As I became increasingly interested in exploring synaesthesia I started thinking about producing work in response to the olfactory sense. To further this, I undertook an intensive course with Perfumers’ World at the University of Winchester which served to reinforce the link between perfume and synaesthesia and how that could inform my work.
As this multisensory work would engage the haptic and olfactory as well as the visual sense I could see it being of interest to the visually impaired as well as providing a different, more engaging and immersive viewing experience for any audience.

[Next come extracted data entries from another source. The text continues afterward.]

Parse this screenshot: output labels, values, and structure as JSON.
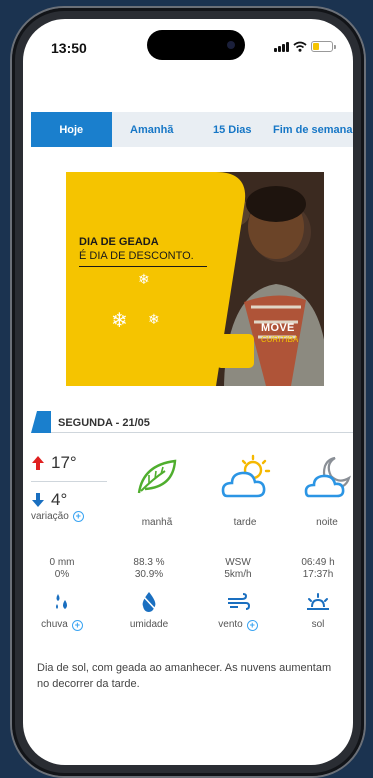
{
  "status_bar": {
    "time": "13:50"
  },
  "tabs": [
    {
      "label": "Hoje",
      "active": true
    },
    {
      "label": "Amanhã",
      "active": false
    },
    {
      "label": "15 Dias",
      "active": false
    },
    {
      "label": "Fim de semana",
      "active": false
    }
  ],
  "ad": {
    "headline": "DIA DE GEADA",
    "subline": "É DIA DE DESCONTO.",
    "brand": "MOVE",
    "brand_sub": "CURITIBA"
  },
  "day": {
    "label": "SEGUNDA - 21/05"
  },
  "temps": {
    "max": "17°",
    "min": "4°",
    "variacao_label": "variação"
  },
  "periods": [
    {
      "label": "manhã",
      "icon": "leaf-icon"
    },
    {
      "label": "tarde",
      "icon": "sun-cloud-icon"
    },
    {
      "label": "noite",
      "icon": "moon-cloud-icon"
    }
  ],
  "stats": {
    "chuva": {
      "line1": "0 mm",
      "line2": "0%",
      "label": "chuva"
    },
    "umidade": {
      "line1": "88.3 %",
      "line2": "30.9%",
      "label": "umidade"
    },
    "vento": {
      "line1": "WSW",
      "line2": "5km/h",
      "label": "vento"
    },
    "sol": {
      "line1": "06:49 h",
      "line2": "17:37h",
      "label": "sol"
    }
  },
  "description": "Dia de sol, com geada ao amanhecer. As nuvens aumentam no decorrer da tarde.",
  "colors": {
    "accent": "#1a7fcd",
    "icon_blue": "#3aa4f2",
    "up_arrow": "#e02020",
    "down_arrow": "#1a6fc0",
    "ad_yellow": "#f5c400"
  }
}
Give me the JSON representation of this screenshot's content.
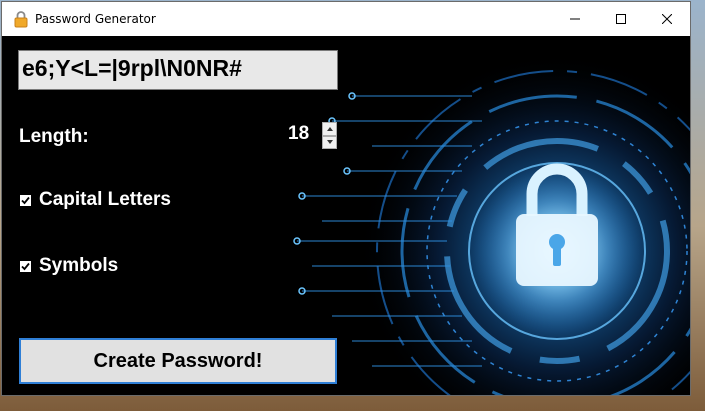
{
  "window": {
    "title": "Password Generator",
    "icon": "padlock-icon"
  },
  "password": {
    "value": "e6;Y<L=|9rpl\\N0NR#"
  },
  "length": {
    "label": "Length:",
    "value": "18"
  },
  "options": {
    "capital_letters": {
      "label": "Capital Letters",
      "checked": true
    },
    "symbols": {
      "label": "Symbols",
      "checked": true
    }
  },
  "actions": {
    "create_label": "Create Password!"
  },
  "colors": {
    "button_border": "#2f7fd6",
    "glow": "#3fa6ff"
  }
}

I presented to the Arts Committee of Moorfields Eye Hospital in London who were excited by the idea and agreed to a three-month exhibition. I also presented my ceramics sketchbooks and examples of my paintings to the perfume house, Parterre, located at Keyneston Mill in Dorset. Parterre too were excited by this idea and alongside collaborating on the scents offered me a two month exhibition starting in June 2022.
History of Parterre
Keyneston Mill, Parterre’s home, was formerly a large orchard, remnants of which still remain including an area for beehives. Each of their formal gardens represents one of the fragrance families of floral, fougere (fern), spice and citrus. The design of the floral garden, called the Padua Garden, is based on the Orto Botanico, the oldest university garden in the world, founded in 1545 in Padua by the Venetian Republic. There are also trial beds where Parterre experiment with potential new perfume ingredients.
Parterre’s co-founder, Julia Bridger, is very engaged with the concept of visually representing their fragrances and we have spent many hours analysing the smell of their fragrances in terms of their shape, sound and colour. She has asked me to talk on synaesthesia during my exhibition as well as explaining how my work had evolved in the context of the fragrances.